Consider: Most intensive and highest cost range, but useful when the outbreak is spreading, the diagnosis is unclear, or the flock has significant breeding value.

Cost estimates as of 2026-03. Actual costs vary by location, clinic, and individual case.

Questions to Ask Your Vet About Enzootic Abortion of Ewes

Bring these questions to your vet appointment to get the most out of your visit.

  1. Which samples should I collect right now, and how should I store and transport them?
  2. Based on this ewe's stage of pregnancy and placental changes, how likely is Chlamydia abortus compared with other abortion causes?
  3. Should the in-contact ewes be treated, and if so, which animals should be included?
  4. What biosecurity steps matter most today to protect the rest of the flock?
  5. Do I need to separate replacement ewe lambs, recently purchased animals, or the ram?
  6. Is vaccination appropriate for this flock, and if so, when should it be given relative to breeding?
  7. Which people on the farm should avoid the lambing area because of zoonotic risk?
  8. What records should I keep so we can track whether this is becoming a larger flock outbreak?

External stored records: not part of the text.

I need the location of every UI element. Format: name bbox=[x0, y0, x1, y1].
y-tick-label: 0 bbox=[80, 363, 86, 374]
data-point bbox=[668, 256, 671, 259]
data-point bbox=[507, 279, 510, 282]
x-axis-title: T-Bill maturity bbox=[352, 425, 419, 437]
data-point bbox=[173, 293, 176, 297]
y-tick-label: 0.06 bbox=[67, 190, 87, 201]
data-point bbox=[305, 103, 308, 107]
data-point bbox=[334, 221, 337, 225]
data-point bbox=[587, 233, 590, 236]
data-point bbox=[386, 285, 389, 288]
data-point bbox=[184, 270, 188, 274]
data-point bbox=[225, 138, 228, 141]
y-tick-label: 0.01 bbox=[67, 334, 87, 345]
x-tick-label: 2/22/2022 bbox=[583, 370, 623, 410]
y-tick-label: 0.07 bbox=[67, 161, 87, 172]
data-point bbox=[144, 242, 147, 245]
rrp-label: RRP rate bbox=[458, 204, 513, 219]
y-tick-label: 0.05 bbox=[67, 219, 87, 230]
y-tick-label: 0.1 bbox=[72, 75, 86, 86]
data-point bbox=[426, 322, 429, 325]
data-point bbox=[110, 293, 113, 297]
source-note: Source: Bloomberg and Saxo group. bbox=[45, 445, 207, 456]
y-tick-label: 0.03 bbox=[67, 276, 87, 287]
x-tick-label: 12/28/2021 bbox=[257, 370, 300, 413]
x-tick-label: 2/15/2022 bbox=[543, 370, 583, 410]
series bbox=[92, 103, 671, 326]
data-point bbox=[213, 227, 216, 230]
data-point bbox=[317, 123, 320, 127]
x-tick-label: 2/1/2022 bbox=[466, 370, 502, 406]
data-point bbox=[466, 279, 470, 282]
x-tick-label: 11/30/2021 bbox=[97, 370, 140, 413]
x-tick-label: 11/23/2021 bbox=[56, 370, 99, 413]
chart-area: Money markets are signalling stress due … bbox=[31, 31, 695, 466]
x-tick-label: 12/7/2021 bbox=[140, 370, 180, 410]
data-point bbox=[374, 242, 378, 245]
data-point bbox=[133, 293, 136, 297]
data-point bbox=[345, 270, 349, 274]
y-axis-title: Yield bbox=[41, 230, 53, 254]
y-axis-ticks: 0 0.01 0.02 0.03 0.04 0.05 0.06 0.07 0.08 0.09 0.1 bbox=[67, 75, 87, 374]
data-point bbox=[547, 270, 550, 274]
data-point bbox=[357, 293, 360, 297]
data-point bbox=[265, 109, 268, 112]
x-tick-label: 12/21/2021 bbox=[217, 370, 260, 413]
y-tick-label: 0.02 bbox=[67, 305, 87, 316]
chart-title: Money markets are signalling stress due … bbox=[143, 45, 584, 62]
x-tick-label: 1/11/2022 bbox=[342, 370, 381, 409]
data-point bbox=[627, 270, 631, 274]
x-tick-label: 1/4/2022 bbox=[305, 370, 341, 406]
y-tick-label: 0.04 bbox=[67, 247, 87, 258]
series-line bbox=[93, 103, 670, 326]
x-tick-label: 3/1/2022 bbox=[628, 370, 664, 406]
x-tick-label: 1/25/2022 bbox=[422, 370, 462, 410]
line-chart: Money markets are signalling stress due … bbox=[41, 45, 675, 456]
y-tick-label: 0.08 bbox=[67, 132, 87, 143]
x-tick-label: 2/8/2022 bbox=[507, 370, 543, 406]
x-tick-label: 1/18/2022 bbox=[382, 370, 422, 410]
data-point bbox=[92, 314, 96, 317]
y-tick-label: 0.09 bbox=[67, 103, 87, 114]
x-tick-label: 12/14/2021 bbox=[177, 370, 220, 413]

How to Prevent Enzootic Abortion of Ewes

Prevention starts with biosecurity and flock management. Quarantine new additions before mixing them with bred ewes, and avoid buying replacements from flocks with an unclear abortion history. During lambing, remove placentas and contaminated bedding promptly, clean pens between ewes when possible, and keep feed and water away from manure and birth fluids.

If an abortion happens, isolate that ewe right away and keep dogs, cats, wildlife, and unnecessary foot traffic out of the area. Use gloves, dedicated boots, and washable outerwear. Cornell recommends isolating aborting females and completely disposing of materials associated with abortions and normal births, because more than one infectious cause may be active in a flock.

Vaccination can be part of prevention in some regions and management systems. Merck notes that C. abortus bacterins are available and reduce abortions, though vaccine products and protocols vary by country and practice setting. Your vet can help decide whether vaccination, strategic medication, culling of repeat problem animals, or changes to replacement sourcing make the most sense for your flock.

Because this disease is zoonotic, prevention also protects people. Pregnant women should not handle pregnant sheep, aborted fetuses, placentas, or contaminated bedding when abortion disease is suspected.